The mechanisms of action of cryotherapy are not well understood. Since there is no proven inflammatory component in fibromyalgia, it has been postulated that cryotherapy through a reduction of oxidants levels may reduce muscular damage and accelerate recovery after normal physical activity. As a consequence pain and fatigue may substantially improve reducing symptomatology and improving physical function in these patients. Cryotherapy also relieves stress by the activation of neuroendocrine and metabolic functions and it is known that in patients with fibromyalgia stress is an important component [20, 28,29,30].

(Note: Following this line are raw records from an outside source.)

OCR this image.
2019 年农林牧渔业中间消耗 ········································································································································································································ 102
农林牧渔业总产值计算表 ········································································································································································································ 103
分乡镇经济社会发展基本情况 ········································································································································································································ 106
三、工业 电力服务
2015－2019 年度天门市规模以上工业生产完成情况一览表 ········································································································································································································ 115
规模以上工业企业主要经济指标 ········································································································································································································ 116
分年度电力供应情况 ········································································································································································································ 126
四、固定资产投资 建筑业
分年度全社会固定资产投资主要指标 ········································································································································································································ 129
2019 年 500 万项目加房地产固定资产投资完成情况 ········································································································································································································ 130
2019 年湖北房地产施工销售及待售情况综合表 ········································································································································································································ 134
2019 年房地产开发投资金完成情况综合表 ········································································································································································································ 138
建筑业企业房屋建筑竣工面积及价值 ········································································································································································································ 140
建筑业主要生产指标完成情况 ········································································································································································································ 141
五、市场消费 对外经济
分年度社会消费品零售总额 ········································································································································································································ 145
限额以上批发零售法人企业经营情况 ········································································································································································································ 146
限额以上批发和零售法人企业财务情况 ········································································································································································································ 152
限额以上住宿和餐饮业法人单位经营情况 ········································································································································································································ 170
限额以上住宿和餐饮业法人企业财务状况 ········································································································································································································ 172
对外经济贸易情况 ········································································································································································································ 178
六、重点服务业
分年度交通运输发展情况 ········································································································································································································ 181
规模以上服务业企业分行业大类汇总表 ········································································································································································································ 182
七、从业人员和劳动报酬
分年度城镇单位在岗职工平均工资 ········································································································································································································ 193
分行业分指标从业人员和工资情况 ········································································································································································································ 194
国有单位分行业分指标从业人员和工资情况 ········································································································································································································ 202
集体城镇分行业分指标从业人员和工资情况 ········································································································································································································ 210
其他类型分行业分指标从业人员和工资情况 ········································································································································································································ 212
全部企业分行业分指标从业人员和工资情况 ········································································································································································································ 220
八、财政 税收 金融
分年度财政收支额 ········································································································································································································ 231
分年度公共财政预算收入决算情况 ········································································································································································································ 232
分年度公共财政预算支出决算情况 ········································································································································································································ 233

The crossover design allows all subjects receiving the treatment under study acting as their own control. This design is usually efficient, allowing smaller samples sizes due to reduced variability. However, we were affected by significant differences between the responses of the first and second period in the two outcome measures (VAS pain and total FIQ). That is, individuals did not return to baseline situation after the first treatment. The washout period was not long enough to ensure the disappearance of the effect of the treatment administered in the first period. We could not anticipate such a good outcome of WBC. In fact, based on the previous study by Bettoni et al. [22], we expected to need sessions on alternate days, therefore, a week seemed a proper duration of the washout period (three times the “half-life”). Future studies should contemplate lengthy washout periods in the experimental design to diminish the impact of carryover effects. Notwithstanding the barrier to include the cross-over period in the evaluation of the effect, differences before and after the intervention, even after the wash-out period and control phase, are significant in the group assigned to intervention in first place, suggesting a relevant residual effect of cryotherapy. Although a placebo effect can never be completely ruled out in a trial without a sham comparator, the observed effect is very pronounced and long-lasting, what merits further study. Also, the consequence of the carry-over effect is that the second period of the group assigned initially to cryotherapy cannot be added to the control arm, but this was not a major problem, as the differences were large enough to be detected even with a small number of patients. On the other hand, there was an unbalance at baseline in one of the endpoints; for this, the use of adjusted regression models made it possible to obtain results independent of the patient’s baseline situation. Another important limitation of our study was the open design. We could not design an appropriate sham therapy with the WBC cabin, as the temperature over which there is no therapeutic effect to use as placebo is unknown.

In summary, and taking into account the limitations of the study design, WBC during 3 weeks appears to produce a beneficial effect compared to no cold treatment in terms of pain and impact of disease in FM. The effect may last longer than a week after therapy, but will need to be demonstrated in future studies.